Robert II Talvas, seigneur de Bellême, fortement responsable des désordres qui ravagent alors la région, le fait restaurer en même temps qu'il édifie, avec de nouvelles forteresses, une ligne de fortifications qui, sur une frontière féodale et seize kilomètres de Saosnes à Saint-Remy-du-Plain (aujourd'hui du-Val), barre les routes qui conduisent vers les possessions des comtes du Maine. Vaincu politiquement et militairement par le roi d'Angleterre, il meurt dans ses prisons vers 1130. Son fils et successeur Guillaume III Talvas, qui ne semble pas avoir perdu le Saosnois, y fonde, dans la première moitié du XIIe siècle, une nouvelle localité, Neufchâtel (en-Saosnois), détachée du vieux château de Lurçon et de la paroisse Saint-Maurille aujourd'hui disparue. Animé de motivations religieuses, que confirme sa participation à la croisade aux côtés de Louis VII le Jeune, il établit tout près, à l'orée de la forêt, l'abbaye cistercienne de Perseigne dont on consacre l'église en 1145. L'installation d'une nécropole familiale manifeste sa volonté d'établir là, au cœur de la seigneurie, une capitale. L'échec de ce projet profite à Mamers, bourg castraI et marchand tout proche, où il crée un nouveau quartier (le vicus des Cinq Ans) et augmente les biens du prieuré de Notre-Dame.

Après son décès en 1171, le Saosnois, jamais réuni au Comté du Maine, passe dans les mains de Jean 1er, comte d'Alençon, puis, par les mariages, dans celles des familles de Châtellerault, d'Harcourt, d'Alençon - alors qu'il subit la crise des XIVe et XVe siècles, les combats de la Guerre de Cent Ans et la destruction de Mamers par l'armée du comte de Salisbury.
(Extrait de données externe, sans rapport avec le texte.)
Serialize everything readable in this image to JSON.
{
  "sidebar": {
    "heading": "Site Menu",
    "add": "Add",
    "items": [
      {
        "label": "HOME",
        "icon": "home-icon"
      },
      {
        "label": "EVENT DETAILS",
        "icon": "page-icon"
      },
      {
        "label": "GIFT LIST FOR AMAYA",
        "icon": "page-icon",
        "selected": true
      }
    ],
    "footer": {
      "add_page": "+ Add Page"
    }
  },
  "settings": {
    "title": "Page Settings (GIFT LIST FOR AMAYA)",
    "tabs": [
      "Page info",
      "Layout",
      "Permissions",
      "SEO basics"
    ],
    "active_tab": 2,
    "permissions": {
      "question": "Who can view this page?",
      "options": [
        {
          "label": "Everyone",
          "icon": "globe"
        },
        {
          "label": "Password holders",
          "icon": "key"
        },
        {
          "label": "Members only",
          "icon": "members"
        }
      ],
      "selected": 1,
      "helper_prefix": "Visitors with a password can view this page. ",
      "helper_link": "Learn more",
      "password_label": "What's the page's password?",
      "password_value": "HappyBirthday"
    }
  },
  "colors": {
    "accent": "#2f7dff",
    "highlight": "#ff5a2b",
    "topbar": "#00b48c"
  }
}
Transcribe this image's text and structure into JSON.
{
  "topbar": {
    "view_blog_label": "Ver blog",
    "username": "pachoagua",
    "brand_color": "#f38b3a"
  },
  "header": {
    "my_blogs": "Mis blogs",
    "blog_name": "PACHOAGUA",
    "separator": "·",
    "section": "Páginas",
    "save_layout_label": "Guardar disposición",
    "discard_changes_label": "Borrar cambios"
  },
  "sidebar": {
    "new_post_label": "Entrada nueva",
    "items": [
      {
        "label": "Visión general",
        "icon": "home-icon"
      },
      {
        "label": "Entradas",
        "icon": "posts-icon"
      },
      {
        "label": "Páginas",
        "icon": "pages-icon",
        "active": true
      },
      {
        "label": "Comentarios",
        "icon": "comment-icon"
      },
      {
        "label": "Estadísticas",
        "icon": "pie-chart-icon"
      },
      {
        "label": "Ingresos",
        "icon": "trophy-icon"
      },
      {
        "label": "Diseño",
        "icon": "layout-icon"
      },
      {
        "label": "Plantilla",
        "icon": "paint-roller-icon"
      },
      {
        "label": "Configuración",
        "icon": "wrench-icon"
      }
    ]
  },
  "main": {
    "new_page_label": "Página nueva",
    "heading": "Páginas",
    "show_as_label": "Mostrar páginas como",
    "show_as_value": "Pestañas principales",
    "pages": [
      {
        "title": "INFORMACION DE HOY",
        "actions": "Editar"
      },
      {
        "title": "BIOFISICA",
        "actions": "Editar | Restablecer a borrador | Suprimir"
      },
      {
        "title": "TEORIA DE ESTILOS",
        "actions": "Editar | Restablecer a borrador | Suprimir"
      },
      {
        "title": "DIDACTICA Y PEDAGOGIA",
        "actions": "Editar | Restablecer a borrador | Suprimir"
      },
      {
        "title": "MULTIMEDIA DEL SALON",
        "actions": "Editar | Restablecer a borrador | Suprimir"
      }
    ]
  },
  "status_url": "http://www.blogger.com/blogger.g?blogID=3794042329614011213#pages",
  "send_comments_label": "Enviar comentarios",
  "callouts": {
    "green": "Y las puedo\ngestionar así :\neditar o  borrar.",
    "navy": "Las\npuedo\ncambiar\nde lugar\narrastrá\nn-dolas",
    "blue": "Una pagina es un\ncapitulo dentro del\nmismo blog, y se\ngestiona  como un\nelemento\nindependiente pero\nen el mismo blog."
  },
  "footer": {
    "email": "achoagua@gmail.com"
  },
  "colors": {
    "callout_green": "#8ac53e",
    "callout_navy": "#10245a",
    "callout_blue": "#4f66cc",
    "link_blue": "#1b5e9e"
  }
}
La fin des hostilités autorise la reprise économique et les débuts des reconstructions dont celle de l'église Notre-Dame. Le Saosnois revient alors à Charles IV; duc d'Alençon, qui meurt sans enfant après le désastre de Pavie. Sa veuve l'apporte à Henri d'Albret, roi de Navarre, son second mari. Leur fille unique, Françoise d'Alençon, épouse en secondes noces Charles de Bourbon, duc de Vendôme puis, devenue veuve, obtient de François 1er l'érection de sa vicomté de Beaumont, dont relève la baronnie du Saosnois, en duché. Leur fils, Antoine de Bourbon, duc de Vendôme et roi de Navarre, en hérite.
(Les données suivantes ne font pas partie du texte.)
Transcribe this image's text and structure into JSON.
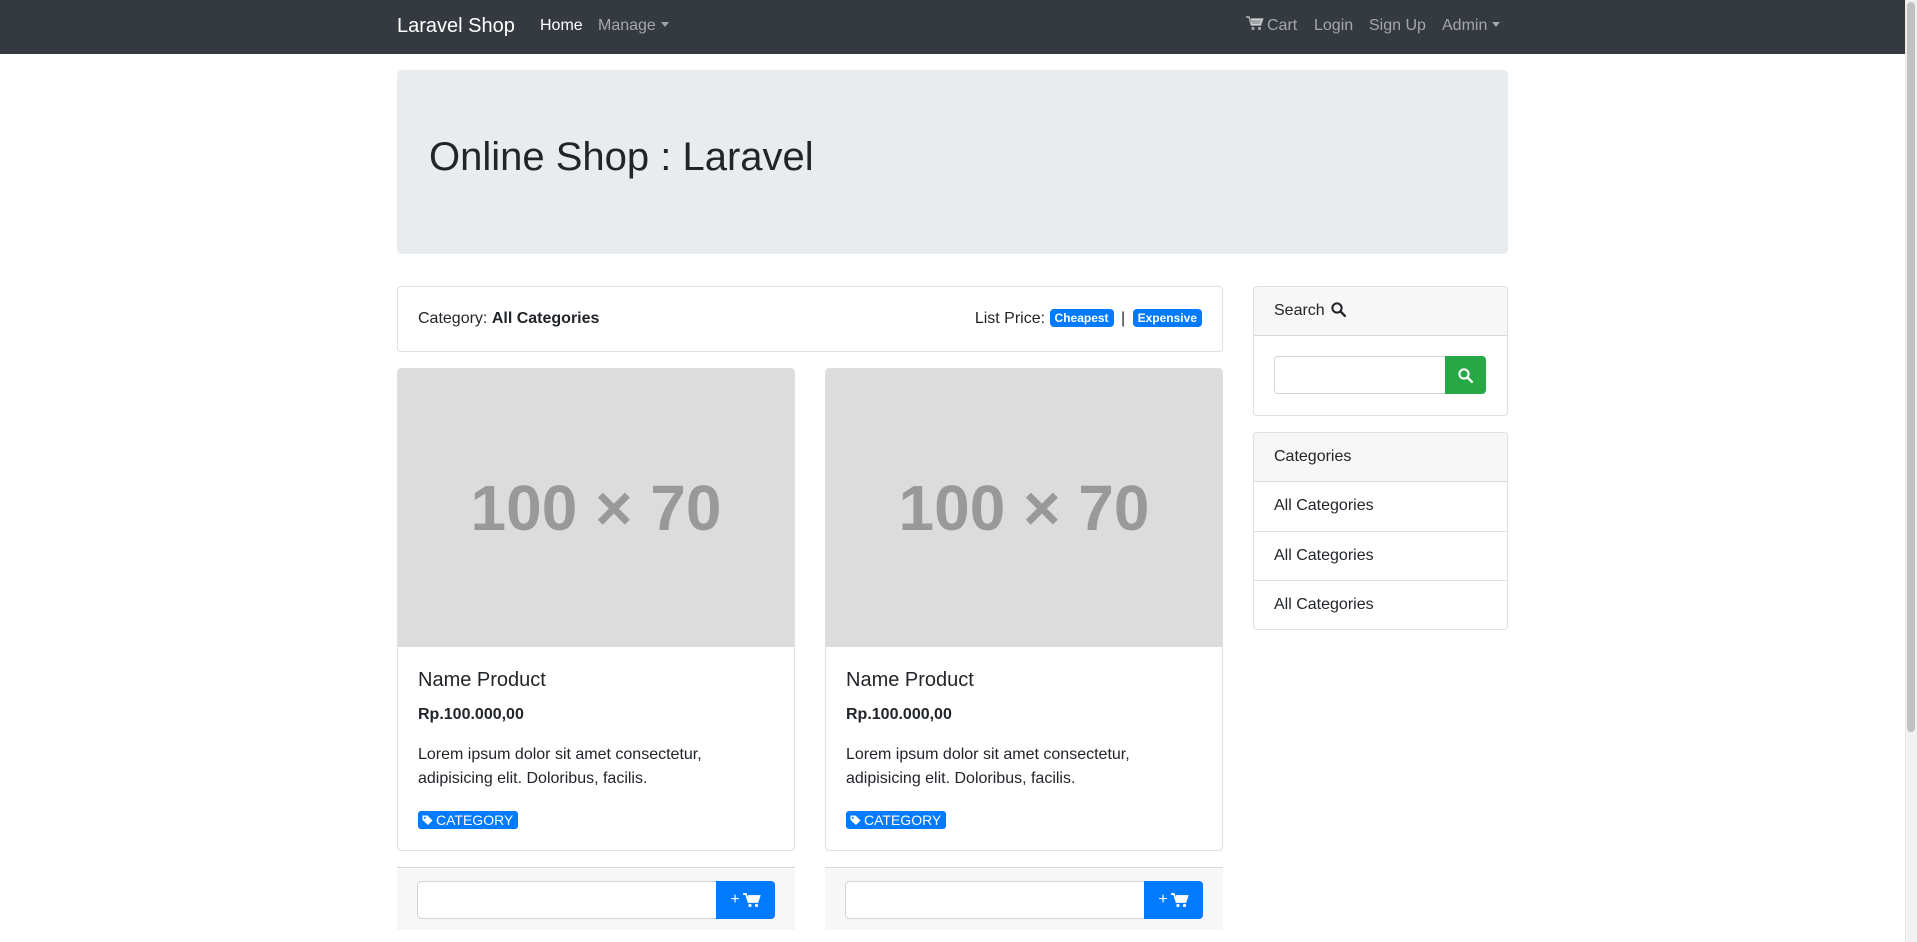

La Réforme et les luttes religieuses de la seconde moitié du XVIe siècle provoquent un nouveau déferlement de violences et de ruines. Après l'assassinat d'Henri III le Saosnois, comme l'ensemble du duché de Beaumont, demeure fidèle à Henri IV son dernier seigneur qui, devenu roi de France, unit son patrimoine a la couronne en Juillet 1607. Absent des institutions ecclésiastiques et de l'organisation administrative le Saosnois, malgré son caractère fiscale, n'est plus dès lors qu'une survivance du passé. Mamers, siège d'un bailliage royal - qui ne recouvre pas totalement le Saosnois - devient, au sein de cette riche région agricole, un centre administratif et économique avec son marché et sa manufacture de toiles qui se développent.

Pendant les Guerres de Religion, elle a payé un lourd tribut : en 1650 alors qu'elle est devenue un siège important de la religion réformée, Mamers est assiégée puis incendiée.

Aujourd'hui encore, elle conserve un patrimoine architectural de qualité, parfois insolite.

À découvrir en centre-ville le théâtre (créé en 1818 et qui servait de halles aux toiles) et les halles aux grains en face. Après la chute de l'industrie du chanvre, les halles furent désaffectées et un théâtre y fut aménagé en 1851.

Non loin, le visiteur peut admirer l'église Saint-Nicolas, une des premières constructions de la ville (début 13e siècle). Elle s'appuie sur l'un des contreforts du château (disparu). Le portail encadré de colonnes est inscrit aux Monuments Historiques.

Autre patrimoine historique de Mamers : le couvent de la Visitation et son cloître, abritant aujourd'hui la mairie et la sous-préfecture. Son histoire est liée à la famille Davoust quand en 1630 Marie-Augustine décide d'entrer en religion. Après des agrandissements successifs, la Ville récupère le bâtiment en 1792 pour y loger l'Hôtel de ville et les prisons d'État contre les royalistes (les cellules sont toujours visibles).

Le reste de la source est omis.